Upstream for backuppc-rsync was responsive, reached out for more
information for the issues I filed, and handled them well. None of the
issues were particularly pressing for the threat model here: it's not
like the remote endpoint is going to be run under control of malicious
entities.

Security team ACK for promoting backuppc-rsync to main.

Some notes I took while reviewing:

bpc_poolRefFileRead() fd leak in multiple error returns

read_delay_line() read() doesn't nul terminate deldelay_buf, but
strchr() expects it to be nul-terminated

bpc_attrib_dirRead() can pass fd to functions without being initialized?
hard to untangle

send_implied_dirs() buffer overwrite? hard to untangle -- 17999

send_extra_file_list() buffer overread? hard to untangle -- 17979

add_dirs_to_tree() buffer overwrite? hard to untangle, -- 17962

bpc_opendir() use-after-free, free(d->entries)

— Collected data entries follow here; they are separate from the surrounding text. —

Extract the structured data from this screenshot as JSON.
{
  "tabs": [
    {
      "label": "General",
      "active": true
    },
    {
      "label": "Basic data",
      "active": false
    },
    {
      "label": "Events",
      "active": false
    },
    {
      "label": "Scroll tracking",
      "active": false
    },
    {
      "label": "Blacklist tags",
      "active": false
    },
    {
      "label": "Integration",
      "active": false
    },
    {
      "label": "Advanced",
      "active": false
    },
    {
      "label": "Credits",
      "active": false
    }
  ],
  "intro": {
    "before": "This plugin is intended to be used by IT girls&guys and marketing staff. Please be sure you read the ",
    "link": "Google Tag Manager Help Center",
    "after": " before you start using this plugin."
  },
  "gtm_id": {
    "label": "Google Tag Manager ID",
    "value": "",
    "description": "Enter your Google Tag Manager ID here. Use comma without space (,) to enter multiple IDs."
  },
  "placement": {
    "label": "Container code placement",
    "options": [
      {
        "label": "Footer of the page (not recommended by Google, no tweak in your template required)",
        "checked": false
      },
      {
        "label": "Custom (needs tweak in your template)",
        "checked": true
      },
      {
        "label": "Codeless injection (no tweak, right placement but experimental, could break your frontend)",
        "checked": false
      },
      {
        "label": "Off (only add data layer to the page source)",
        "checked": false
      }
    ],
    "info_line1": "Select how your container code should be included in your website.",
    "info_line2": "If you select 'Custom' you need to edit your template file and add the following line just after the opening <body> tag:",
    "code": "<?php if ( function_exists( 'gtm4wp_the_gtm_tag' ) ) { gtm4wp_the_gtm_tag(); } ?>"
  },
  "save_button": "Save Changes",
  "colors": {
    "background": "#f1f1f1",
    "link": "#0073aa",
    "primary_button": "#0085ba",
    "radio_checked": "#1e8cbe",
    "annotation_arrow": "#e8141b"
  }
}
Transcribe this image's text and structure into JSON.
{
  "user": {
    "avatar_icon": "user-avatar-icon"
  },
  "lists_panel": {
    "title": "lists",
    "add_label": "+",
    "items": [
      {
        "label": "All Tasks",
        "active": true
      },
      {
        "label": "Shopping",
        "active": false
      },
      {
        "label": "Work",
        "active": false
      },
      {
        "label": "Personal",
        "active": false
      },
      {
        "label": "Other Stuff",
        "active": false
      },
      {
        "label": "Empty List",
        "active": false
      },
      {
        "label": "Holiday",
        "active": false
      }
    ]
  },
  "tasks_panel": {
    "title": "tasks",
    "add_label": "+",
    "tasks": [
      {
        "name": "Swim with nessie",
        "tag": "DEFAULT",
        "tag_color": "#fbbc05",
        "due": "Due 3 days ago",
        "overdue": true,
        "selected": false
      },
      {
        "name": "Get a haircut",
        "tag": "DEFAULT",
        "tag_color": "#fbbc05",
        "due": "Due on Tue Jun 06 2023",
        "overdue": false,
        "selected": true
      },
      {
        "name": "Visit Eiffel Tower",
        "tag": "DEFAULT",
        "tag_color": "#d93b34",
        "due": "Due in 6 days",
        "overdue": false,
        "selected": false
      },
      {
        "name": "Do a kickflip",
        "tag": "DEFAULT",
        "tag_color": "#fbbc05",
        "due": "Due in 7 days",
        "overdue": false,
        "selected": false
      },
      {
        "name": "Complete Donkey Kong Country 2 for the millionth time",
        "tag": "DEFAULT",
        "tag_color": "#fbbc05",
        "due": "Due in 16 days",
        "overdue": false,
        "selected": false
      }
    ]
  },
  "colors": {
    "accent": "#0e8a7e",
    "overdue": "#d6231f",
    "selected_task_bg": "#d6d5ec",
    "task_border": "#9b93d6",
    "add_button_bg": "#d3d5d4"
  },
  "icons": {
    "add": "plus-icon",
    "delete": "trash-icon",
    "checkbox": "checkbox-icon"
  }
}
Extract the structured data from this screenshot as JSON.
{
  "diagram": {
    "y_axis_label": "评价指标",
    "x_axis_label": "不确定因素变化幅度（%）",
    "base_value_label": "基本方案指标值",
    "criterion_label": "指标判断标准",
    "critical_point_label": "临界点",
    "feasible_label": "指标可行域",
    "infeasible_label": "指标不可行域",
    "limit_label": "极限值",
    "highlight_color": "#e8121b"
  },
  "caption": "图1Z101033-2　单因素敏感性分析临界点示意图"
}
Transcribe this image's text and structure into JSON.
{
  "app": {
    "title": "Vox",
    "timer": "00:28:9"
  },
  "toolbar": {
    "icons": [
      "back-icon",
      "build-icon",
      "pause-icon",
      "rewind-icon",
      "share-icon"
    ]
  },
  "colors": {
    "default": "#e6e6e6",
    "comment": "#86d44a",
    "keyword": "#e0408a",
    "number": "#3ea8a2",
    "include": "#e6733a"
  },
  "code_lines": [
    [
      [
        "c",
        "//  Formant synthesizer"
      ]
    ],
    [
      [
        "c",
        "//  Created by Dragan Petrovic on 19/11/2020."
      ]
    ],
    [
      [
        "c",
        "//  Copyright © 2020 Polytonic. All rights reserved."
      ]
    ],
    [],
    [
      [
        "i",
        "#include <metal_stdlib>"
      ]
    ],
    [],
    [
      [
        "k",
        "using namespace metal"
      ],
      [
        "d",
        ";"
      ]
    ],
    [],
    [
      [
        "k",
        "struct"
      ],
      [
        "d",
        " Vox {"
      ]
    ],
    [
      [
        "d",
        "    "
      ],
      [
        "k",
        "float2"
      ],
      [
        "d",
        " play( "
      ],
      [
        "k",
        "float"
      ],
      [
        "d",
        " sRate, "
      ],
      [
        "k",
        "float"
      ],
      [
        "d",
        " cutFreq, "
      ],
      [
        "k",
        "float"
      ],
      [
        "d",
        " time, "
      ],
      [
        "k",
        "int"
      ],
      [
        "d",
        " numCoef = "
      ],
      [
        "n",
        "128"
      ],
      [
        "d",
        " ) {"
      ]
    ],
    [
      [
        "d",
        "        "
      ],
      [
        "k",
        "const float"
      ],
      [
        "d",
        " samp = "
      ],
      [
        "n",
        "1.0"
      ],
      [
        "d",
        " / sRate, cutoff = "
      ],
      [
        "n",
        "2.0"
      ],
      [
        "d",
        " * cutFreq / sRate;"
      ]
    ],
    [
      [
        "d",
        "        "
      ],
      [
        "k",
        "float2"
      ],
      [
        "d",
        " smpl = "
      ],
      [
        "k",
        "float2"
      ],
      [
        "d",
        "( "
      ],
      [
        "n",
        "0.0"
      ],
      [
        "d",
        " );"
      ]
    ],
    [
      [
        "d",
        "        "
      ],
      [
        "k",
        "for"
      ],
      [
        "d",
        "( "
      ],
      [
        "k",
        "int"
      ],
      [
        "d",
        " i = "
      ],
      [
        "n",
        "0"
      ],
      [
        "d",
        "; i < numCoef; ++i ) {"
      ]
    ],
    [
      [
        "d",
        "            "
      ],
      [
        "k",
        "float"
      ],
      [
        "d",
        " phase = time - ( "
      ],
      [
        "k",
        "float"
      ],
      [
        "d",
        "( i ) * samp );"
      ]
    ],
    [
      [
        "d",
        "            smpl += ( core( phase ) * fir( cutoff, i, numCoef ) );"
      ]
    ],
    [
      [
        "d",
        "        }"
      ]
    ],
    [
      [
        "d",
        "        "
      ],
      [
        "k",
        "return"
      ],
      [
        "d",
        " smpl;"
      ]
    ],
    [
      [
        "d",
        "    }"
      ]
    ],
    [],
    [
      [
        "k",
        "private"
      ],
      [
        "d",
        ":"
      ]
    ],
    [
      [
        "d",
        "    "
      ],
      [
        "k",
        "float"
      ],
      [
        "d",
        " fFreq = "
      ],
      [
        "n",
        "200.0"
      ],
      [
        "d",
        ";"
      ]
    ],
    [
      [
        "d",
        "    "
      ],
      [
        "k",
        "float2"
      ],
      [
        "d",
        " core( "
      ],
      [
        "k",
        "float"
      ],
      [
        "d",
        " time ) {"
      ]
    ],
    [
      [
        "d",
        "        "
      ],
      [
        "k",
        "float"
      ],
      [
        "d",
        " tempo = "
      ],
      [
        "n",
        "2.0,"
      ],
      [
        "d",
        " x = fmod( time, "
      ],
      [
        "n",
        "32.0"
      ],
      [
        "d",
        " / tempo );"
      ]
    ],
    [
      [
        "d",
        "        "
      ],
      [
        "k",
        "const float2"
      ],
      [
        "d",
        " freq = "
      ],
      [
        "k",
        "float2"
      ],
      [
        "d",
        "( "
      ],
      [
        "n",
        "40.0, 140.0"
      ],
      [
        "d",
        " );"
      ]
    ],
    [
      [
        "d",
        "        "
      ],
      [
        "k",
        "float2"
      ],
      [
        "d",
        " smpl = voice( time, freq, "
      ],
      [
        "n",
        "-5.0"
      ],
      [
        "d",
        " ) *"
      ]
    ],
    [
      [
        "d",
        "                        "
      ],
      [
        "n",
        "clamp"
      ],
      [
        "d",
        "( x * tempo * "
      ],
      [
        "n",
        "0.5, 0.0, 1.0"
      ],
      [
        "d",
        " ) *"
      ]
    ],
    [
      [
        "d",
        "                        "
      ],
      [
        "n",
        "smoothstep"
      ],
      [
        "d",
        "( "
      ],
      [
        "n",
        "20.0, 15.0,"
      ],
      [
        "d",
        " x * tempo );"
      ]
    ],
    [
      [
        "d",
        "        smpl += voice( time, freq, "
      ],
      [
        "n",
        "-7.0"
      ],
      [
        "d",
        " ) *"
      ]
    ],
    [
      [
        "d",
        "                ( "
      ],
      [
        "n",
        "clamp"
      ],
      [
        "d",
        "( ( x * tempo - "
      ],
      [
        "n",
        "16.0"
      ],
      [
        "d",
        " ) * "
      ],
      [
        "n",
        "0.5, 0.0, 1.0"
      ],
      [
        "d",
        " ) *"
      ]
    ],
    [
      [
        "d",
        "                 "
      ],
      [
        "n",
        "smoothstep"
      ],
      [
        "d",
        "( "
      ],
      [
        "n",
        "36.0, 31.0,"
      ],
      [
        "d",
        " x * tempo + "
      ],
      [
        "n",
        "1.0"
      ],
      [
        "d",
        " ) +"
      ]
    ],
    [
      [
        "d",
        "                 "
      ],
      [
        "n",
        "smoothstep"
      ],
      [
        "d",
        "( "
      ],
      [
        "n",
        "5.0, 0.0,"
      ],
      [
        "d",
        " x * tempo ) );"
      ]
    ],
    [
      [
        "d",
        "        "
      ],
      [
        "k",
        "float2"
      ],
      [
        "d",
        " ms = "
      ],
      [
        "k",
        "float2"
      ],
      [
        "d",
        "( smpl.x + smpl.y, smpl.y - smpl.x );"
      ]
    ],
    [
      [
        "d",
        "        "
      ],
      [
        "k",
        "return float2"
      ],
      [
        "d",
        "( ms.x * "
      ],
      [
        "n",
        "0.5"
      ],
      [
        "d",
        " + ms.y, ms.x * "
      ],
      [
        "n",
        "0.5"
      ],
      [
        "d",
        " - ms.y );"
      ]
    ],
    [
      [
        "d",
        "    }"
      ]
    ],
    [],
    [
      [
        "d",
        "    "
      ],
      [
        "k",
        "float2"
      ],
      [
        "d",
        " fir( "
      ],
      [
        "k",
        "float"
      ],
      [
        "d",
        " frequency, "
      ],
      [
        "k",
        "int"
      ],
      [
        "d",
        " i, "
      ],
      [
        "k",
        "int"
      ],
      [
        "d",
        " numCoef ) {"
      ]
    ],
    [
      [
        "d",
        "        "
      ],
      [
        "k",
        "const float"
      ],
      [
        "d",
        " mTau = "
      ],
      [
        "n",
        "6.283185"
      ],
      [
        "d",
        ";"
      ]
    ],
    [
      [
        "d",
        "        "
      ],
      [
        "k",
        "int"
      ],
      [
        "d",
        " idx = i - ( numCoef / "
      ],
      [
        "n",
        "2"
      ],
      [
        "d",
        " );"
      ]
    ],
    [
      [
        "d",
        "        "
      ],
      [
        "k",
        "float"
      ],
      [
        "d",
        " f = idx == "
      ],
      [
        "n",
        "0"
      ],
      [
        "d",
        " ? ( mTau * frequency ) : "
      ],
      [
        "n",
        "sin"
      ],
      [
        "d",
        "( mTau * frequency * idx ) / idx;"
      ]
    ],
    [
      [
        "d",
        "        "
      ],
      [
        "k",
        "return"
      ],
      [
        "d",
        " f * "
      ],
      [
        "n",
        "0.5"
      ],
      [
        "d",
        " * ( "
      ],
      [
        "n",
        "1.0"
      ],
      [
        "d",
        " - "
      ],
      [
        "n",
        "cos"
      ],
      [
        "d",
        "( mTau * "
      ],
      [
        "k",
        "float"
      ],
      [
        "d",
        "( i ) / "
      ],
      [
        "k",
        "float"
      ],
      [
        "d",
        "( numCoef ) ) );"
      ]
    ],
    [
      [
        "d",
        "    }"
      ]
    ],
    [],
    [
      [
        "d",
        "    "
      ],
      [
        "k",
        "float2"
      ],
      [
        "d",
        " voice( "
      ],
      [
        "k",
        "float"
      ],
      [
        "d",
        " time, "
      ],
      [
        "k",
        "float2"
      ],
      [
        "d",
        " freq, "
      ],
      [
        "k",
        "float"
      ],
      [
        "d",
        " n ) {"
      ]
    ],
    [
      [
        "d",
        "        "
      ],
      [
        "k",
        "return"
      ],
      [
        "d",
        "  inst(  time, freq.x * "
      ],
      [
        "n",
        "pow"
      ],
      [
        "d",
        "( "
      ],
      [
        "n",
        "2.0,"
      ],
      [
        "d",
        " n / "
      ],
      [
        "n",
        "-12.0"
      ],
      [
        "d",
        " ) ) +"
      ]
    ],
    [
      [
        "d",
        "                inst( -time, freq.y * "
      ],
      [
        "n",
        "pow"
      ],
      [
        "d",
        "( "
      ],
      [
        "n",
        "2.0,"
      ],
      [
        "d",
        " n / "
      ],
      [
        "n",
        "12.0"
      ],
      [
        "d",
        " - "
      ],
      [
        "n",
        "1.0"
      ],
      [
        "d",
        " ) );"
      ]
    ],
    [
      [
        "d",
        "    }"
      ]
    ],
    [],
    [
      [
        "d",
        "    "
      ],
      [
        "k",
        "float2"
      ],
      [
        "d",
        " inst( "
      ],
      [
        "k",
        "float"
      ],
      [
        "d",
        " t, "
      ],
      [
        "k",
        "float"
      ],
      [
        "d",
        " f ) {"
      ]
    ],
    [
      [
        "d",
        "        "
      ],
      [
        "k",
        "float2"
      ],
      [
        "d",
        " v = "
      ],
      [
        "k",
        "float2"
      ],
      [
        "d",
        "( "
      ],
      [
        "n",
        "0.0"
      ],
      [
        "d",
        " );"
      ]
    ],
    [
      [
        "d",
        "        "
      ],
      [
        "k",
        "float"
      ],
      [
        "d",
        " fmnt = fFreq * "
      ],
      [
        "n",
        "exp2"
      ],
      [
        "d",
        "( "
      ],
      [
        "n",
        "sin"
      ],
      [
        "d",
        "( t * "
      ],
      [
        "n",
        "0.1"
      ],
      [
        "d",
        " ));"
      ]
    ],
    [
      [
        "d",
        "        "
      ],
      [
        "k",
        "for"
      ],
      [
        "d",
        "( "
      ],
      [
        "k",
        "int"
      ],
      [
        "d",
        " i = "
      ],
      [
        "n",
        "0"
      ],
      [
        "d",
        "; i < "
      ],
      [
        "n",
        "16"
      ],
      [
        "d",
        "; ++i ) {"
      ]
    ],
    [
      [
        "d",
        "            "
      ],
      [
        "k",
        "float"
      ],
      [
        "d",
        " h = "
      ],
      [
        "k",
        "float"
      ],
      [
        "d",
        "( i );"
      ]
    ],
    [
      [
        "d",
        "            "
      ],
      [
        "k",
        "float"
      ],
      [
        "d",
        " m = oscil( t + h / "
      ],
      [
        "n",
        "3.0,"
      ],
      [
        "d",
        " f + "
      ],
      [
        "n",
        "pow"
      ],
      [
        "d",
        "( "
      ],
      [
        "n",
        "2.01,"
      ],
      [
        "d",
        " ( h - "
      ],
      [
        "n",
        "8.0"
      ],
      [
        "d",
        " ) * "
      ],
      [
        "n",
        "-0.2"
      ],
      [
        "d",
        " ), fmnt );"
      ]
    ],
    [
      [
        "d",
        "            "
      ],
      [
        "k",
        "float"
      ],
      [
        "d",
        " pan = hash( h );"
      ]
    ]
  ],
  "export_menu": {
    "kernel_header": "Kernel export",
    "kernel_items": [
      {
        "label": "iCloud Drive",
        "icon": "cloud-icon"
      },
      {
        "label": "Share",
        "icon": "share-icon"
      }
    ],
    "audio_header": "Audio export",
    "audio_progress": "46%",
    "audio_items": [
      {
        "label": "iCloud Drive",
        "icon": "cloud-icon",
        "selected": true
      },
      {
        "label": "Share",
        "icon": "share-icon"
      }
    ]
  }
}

bpc_attrib_dirRead() can use nRead without initializing it first

bpc_attrib_xattrCopy() can leak 'key' if 'value' couldn't be allocated

add_dirs_to_tree() buffer overwrite? hard to untangle -- 17930

send_extra_file_list() buffer overread? hard to untangle -- 17894

bpc_poolWrite_copyToPool() appears to read and write eight bytes at a
time; is this a large operation? If this is responsible for a lot of IO
this could be pretty brutally bad.

bpc_poolWrite_copyToPool() can leak fdWrite if fdRead open() fails

add_cnk_list_entry() ...

Thank you Seth, this is fully ready now and just needs to be promoted.
It also is in component-mismatches already (for a long time)
I'll ping the archive admins to do so.

Done! Apparently today Firefox will lock up if I try and paste anything into it, so you don't get the change-overrides output, but backuppc-rsync 3.1.3.0-3 source and binaries are now in impish main, as are libbackuppc-xs-perl 0.62-1build1 source and binaries.